Currently, a problem for artists is the cost associated with setting up exhibitions for their AI related work. One barrier is the cost of purchasing APIs which can make running exhibitions prohibitively expensive. Bringing down the price point of APIs for artists will be a goal policy makers and companies can work towards. Another challenge is the acquiring the infrastructure needed to set up an exhibition, which can be a time-consuming affair.
Finally, an obstacle the creative arts community will have to confront are negative perceptions about AI which produce anxiety around its development. These can be fears around everything from job loss to its effective integration into industry. A bright spot is that apprehension inevitably leads to discussions about the technology which give the opportunity for misinformation to be corrected.

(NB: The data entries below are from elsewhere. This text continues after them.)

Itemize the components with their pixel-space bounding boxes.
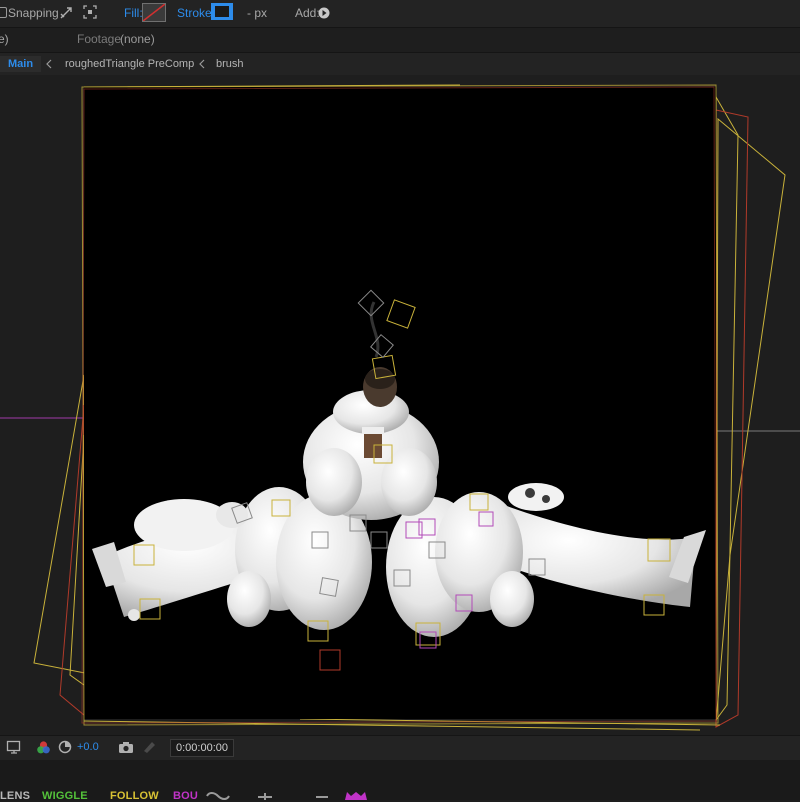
ease-icon[interactable] bbox=[258, 793, 272, 800]
stroke-swatch[interactable] bbox=[211, 3, 233, 20]
wiggle-button[interactable]: WIGGLE bbox=[42, 790, 88, 802]
align-icon[interactable] bbox=[315, 793, 329, 800]
breadcrumb: Main roughedTriangle PreComp brush bbox=[0, 52, 800, 76]
fill-swatch[interactable] bbox=[142, 3, 166, 22]
tab-footage-value: (none) bbox=[120, 32, 155, 46]
chevron-left-icon bbox=[46, 59, 52, 69]
add-label: Add: bbox=[295, 6, 320, 20]
lens-button[interactable]: LENS bbox=[0, 790, 30, 802]
breadcrumb-item-main[interactable]: Main bbox=[0, 56, 42, 72]
fill-label: Fill: bbox=[124, 6, 143, 20]
tools-panel: Snapping Fill: Stroke: - px Add: bbox=[0, 0, 800, 28]
composition-viewer[interactable] bbox=[0, 75, 800, 735]
show-snapshot-icon[interactable] bbox=[141, 740, 157, 754]
bounce-button[interactable]: BOU bbox=[173, 790, 198, 802]
tab-footage-label[interactable]: Footage bbox=[77, 33, 121, 46]
follow-button[interactable]: FOLLOW bbox=[110, 790, 159, 802]
snap-feature-icon[interactable] bbox=[83, 5, 97, 19]
tab-composition[interactable]: e) bbox=[0, 33, 9, 46]
add-menu-icon[interactable] bbox=[318, 7, 330, 19]
exposure-reset-icon[interactable] bbox=[58, 740, 72, 754]
current-time-display[interactable]: 0:00:00:00 bbox=[170, 739, 234, 757]
viewer-status-bar: +0.0 0:00:00:00 bbox=[0, 735, 800, 761]
viewer-tab-row: e) Footage (none) bbox=[0, 28, 800, 52]
channel-rgb-icon[interactable] bbox=[36, 740, 51, 755]
scripts-panel: LENS WIGGLE FOLLOW BOU bbox=[0, 760, 800, 802]
snapping-checkbox[interactable] bbox=[0, 7, 7, 18]
region-of-interest-icon[interactable] bbox=[6, 740, 22, 754]
layer-outlines-front bbox=[81, 84, 719, 726]
stroke-width-field[interactable]: - px bbox=[247, 7, 267, 20]
breadcrumb-item-brush[interactable]: brush bbox=[216, 56, 244, 72]
breadcrumb-item-precomp[interactable]: roughedTriangle PreComp bbox=[65, 56, 194, 72]
snap-options-icon[interactable] bbox=[59, 6, 73, 20]
chevron-left-icon bbox=[199, 59, 205, 69]
stroke-label: Stroke: bbox=[177, 6, 216, 20]
snapshot-camera-icon[interactable] bbox=[118, 741, 134, 754]
exposure-value[interactable]: +0.0 bbox=[77, 741, 99, 754]
snapping-label: Snapping bbox=[8, 6, 59, 20]
infinity-loop-icon[interactable] bbox=[205, 792, 231, 800]
creature-script-icon[interactable] bbox=[344, 791, 368, 800]
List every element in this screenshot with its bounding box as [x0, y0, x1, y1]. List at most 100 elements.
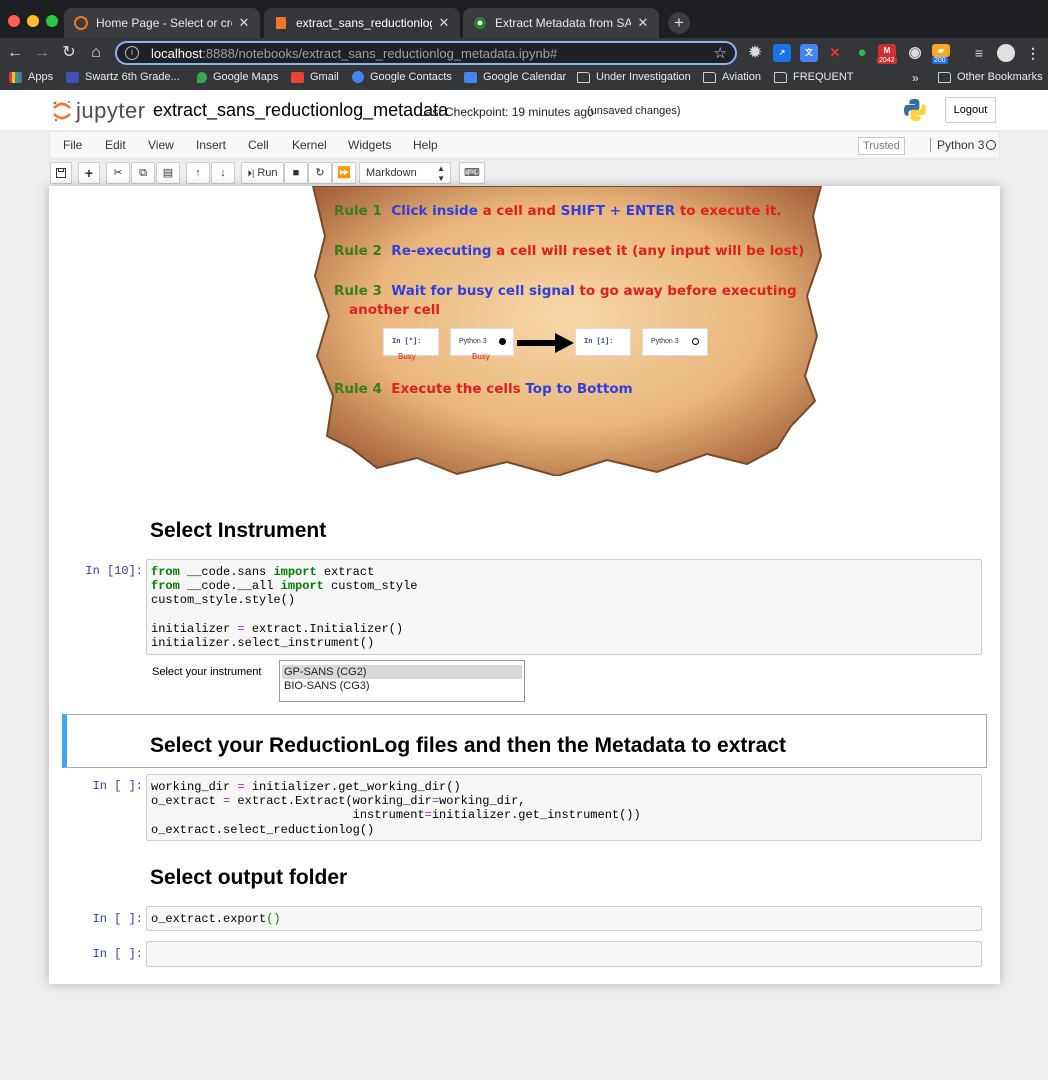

As the commercial sector begins to gain interest in AI assisted arts, product placement in art may become an issue meaning the public sector will have to be vigilant to preserve this burgeoning industry’s autonomy from big corporations.
For AI assisted or produced art to gain popularity, the idea of collaborative practice between AI programmers and artists must be encouraged. Regions must show that they can support and facilitate this shift by promoting things like funding opportunities and museums. They must ensure that culture remains a part of every discussion about employment and start paying for artists visits to companies to create spaces for collaboration.
One start in this area is the STARTS initiative – Innovation at the nexus of Science, Technology, and the ARTS from the European Commission in DG EAC and DG REGIO. Contributors also recommended that to inspire artists to take part in AI assisted art, regions reconnect pieces of art with their original surroundings.
Ms. Heid also affirmed her belief that the creative arts industry can be at the centre of an inclusive and sustainable Europe. Art and culture is the heartbeat of regions, reflecting the hopes and fears of society. With their fingers on its pulse, artists can respond to its insecurities. This knowledge enables artists to help forge a European identity through culture and education. Therefore, it is important for artists to pay attention to and remain informed about societal changes.